Lastly, what I observed is that most people with DP have had some dysfunctional attachment patterns with their parents that led to a root trauma.I know lots of people in this forum hate Harris Harrington. But I think what he says partially has great value; Summarized he believes that a dysfunctional attachment, accumulated unprocessed trauma and an obsessive self focus are the things that need to be targetted to adress DP. I believe the gist of it isn't too far from what Dr. Michal says about the disorder.

 

So, yeah, those are all just things I collected over the years and I really hope they are of some value! smile.png



#8 Saschasascha

Saschasascha

    Advanced Member

  • DPSH Members
  • 42 posts

Posted 30 January 2020 - 10:49 AM

Have to add the Harris Harrington guy is "inspired" by Giovanni Littoi, who has been a psychiatrist and scholar in attachment theory. I link you to this PDF: https://www.empty-me..._Attachment.pdf

This is an aspect that one definitely should cast an eye at. Many DP patients seemed to have a disorganized attachment style with their parents or some attachment dysfunction.



#9 curiousmind

curiousmind

    Regular Contributor

  • DPSH Members
  • 100 posts
  • LocationBudapest, Hungary

Posted 30 January 2020 - 05:47 PM

Liotti's work has some relevance, but even more so do the writings of early psychodynamic theorists. The following excerpt was taken from "Depersonalization: a conceptual history" by Sierra and Berrios in 1997 [link]. 
 
"In 1945, summarizing the work of Obendorf, Fenichel explained with usual clarity: ’the experiences of estrangement and depersonalization are due to a special type of defence, namely to a counter-cathexis against one’s own feelings which had been altered and intensified by a preceding increase in narcissism. The results of this increase are perceived as unpleasant by the ego which therefore undertakes defensive measures against them’ (:419).

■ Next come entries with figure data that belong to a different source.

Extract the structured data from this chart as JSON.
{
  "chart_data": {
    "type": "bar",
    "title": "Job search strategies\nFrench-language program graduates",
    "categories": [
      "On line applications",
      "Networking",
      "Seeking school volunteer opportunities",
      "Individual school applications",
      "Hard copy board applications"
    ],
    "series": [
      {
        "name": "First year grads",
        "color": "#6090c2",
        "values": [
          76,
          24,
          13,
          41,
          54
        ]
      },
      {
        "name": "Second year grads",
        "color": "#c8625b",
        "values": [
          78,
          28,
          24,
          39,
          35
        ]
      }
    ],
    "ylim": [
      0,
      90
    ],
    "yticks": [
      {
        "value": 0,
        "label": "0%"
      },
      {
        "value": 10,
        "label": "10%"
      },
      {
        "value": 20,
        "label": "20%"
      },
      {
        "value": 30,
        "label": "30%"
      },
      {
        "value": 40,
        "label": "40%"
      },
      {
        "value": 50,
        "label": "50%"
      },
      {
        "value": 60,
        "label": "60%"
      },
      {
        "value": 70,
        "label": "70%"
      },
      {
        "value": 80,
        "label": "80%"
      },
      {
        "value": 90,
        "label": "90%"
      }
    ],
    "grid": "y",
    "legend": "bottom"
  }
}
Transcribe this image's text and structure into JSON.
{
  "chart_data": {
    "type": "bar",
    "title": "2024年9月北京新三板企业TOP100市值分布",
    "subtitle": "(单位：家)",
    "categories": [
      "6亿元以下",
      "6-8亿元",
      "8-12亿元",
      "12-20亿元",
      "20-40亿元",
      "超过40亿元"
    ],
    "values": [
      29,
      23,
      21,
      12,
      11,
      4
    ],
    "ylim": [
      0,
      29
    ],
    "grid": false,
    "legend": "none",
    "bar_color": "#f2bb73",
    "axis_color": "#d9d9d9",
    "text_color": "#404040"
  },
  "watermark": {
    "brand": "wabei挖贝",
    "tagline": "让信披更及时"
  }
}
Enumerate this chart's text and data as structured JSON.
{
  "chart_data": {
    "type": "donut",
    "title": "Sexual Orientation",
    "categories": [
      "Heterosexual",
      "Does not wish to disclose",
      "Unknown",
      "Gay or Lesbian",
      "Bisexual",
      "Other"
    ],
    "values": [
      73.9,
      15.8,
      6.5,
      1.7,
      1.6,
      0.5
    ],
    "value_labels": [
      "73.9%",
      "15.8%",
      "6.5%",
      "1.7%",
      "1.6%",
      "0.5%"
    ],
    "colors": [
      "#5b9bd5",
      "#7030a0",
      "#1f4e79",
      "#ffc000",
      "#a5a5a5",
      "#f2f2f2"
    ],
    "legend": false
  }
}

Fenichel also quoted Schilder: ’persons suffering from depersonalization do not lack feelings; the patients merely perceive, arising from within, an opposition to their experiences’ ... ’an intensified self-observation is the manifest expression of this opposition’. Indeed, Schilder believed that depersonalization was a developmental syndrome resulting from excessive narcissistic gratification during childhood. Reacting against subsequent deprivation, the subject identified with his own parents and indulged in persistent self-observation during which libido was withdrawn from the outside world: ’there is no doubt that in depersonalization the individual loses interest in the outside world and loses with it the interest in his body, which, as has been seen in our previous remarks, has a close relation with the outside world’ (:140). For Schilder, some organs (for example, voice in a singer) were particularly involved in the phenomenon of depersonalization because: ’it occurs, as I have shown, especially in organs which have previously been of a great erotic significance’ (:139).5~ Another recurrent psychoanalytical theme has been the view of depersonalization as a defensive process against anxiogenic intrapsychic conflicts." (bold and underlining was added by me).
 
So the idea that this disorder is a result of some intra-psychic pain is not new, and very likely. Also in bold, another supporting statement that emotions are burried, not agone.